7.07.2009

The A word...

So after the 3 weeks of testing at the PINT clinic, the results were given to us yesterday. Jackson is autistic. It's like everything changed and nothing changed in one sentence. I've known in my heart of hearts for a long time, but until I heard it out loud, it didn't really exist. If I don't say anything, maybe no one else will notice. It's like a sucker punch you see coming, it doesn't hurt any less because your eyes were open.

I'm choosing to look at this as a positive thing. Instead of floating along alone in the trisomy world, we now belong to a club with millions of members. I'm hoping that we can better help Jackson with information and support from both the trisomy and autism worlds. I guess now I just need to learn the secret handshake.

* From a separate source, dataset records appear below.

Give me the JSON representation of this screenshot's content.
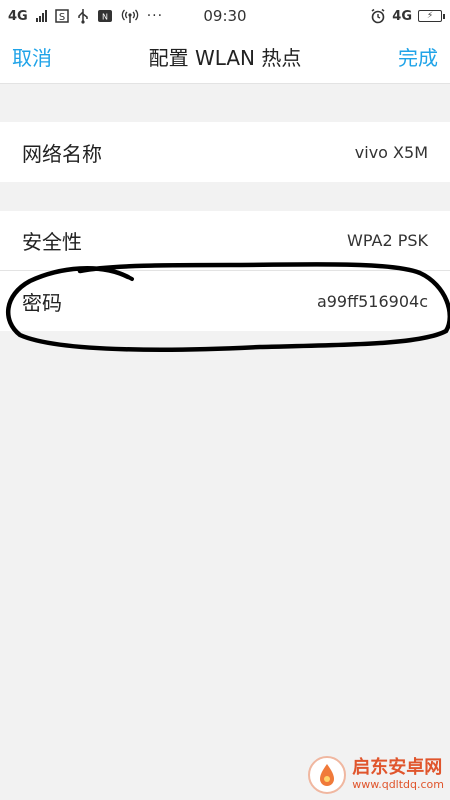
{
  "status_bar": {
    "network_left": "4G",
    "time": "09:30",
    "network_right": "4G",
    "icons": [
      "signal-icon",
      "sim-s-icon",
      "usb-icon",
      "vpn-icon",
      "hotspot-icon",
      "alarm-icon",
      "battery-charging-icon"
    ]
  },
  "nav": {
    "cancel_label": "取消",
    "title": "配置 WLAN 热点",
    "done_label": "完成"
  },
  "settings": {
    "network_name": {
      "label": "网络名称",
      "value": "vivo X5M"
    },
    "security": {
      "label": "安全性",
      "value": "WPA2 PSK"
    },
    "password": {
      "label": "密码",
      "value": "a99ff516904c"
    }
  },
  "watermark": {
    "title": "启东安卓网",
    "url": "www.qdltdq.com"
  },
  "colors": {
    "accent": "#1fa3e8",
    "background": "#f2f2f2",
    "row": "#ffffff",
    "annotation": "#000000",
    "watermark": "#e0552c"
  }
}
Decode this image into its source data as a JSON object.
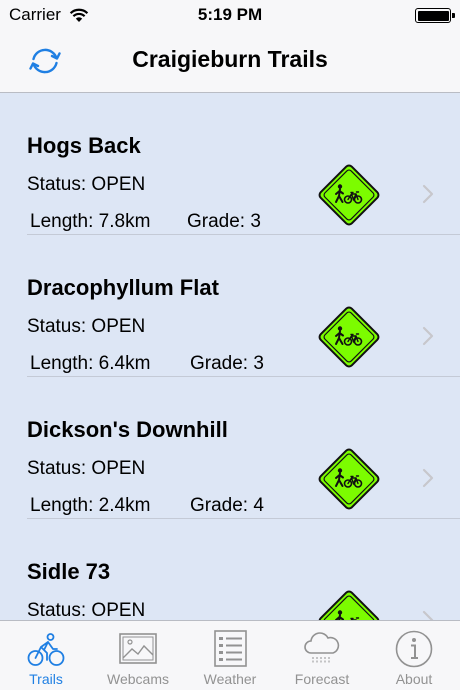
{
  "status_bar": {
    "carrier": "Carrier",
    "time": "5:19 PM"
  },
  "nav": {
    "title": "Craigieburn Trails"
  },
  "labels": {
    "status_prefix": "Status: ",
    "length_prefix": "Length: ",
    "grade_prefix": "Grade: "
  },
  "trails": [
    {
      "name": "Hogs Back",
      "status": "OPEN",
      "length": "7.8km",
      "grade": "3"
    },
    {
      "name": "Dracophyllum Flat",
      "status": "OPEN",
      "length": "6.4km",
      "grade": "3"
    },
    {
      "name": "Dickson's Downhill",
      "status": "OPEN",
      "length": "2.4km",
      "grade": "4"
    },
    {
      "name": "Sidle 73",
      "status": "OPEN",
      "length": "",
      "grade": ""
    }
  ],
  "tabs": [
    {
      "id": "trails",
      "label": "Trails",
      "icon": "bicycle-icon",
      "active": true
    },
    {
      "id": "webcams",
      "label": "Webcams",
      "icon": "photo-icon",
      "active": false
    },
    {
      "id": "weather",
      "label": "Weather",
      "icon": "list-icon",
      "active": false
    },
    {
      "id": "forecast",
      "label": "Forecast",
      "icon": "cloud-rain-icon",
      "active": false
    },
    {
      "id": "about",
      "label": "About",
      "icon": "info-icon",
      "active": false
    }
  ],
  "colors": {
    "accent": "#1f7fe3",
    "list_background": "#dde6f5",
    "sign_green": "#7cfc00",
    "inactive": "#929292"
  }
}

I've left a message with someone at the WI Early Autism Project in the hopes that we can get him enrolled in ABA therapy to better help him function in the world. I haven't heard back yet, but I'm optimistic.

We'll get through this. Somehow we always do. Jackson is still the same sweet, funny, lovable, incredibly awesome kid he was Monday morning. The news Monday afternoon didn't make him into a different person.

Object du Jour: The "thermometer downstairs". Still haven't figured that one out yet.

2 comments:

thegradiz said...

Just keep continuing what you are doing:

being great parents.

The love you give the J-man will get you through anything.

And I'll always be a supporter of my little pal.

The Ketcham Family said...

I know that has got to be so hard to hear, but it sounds like your family has the right attitude about it. You're right too. A diagnosis can open up new doors for funding, information, support, and the like. I admire your candor and positive spirit!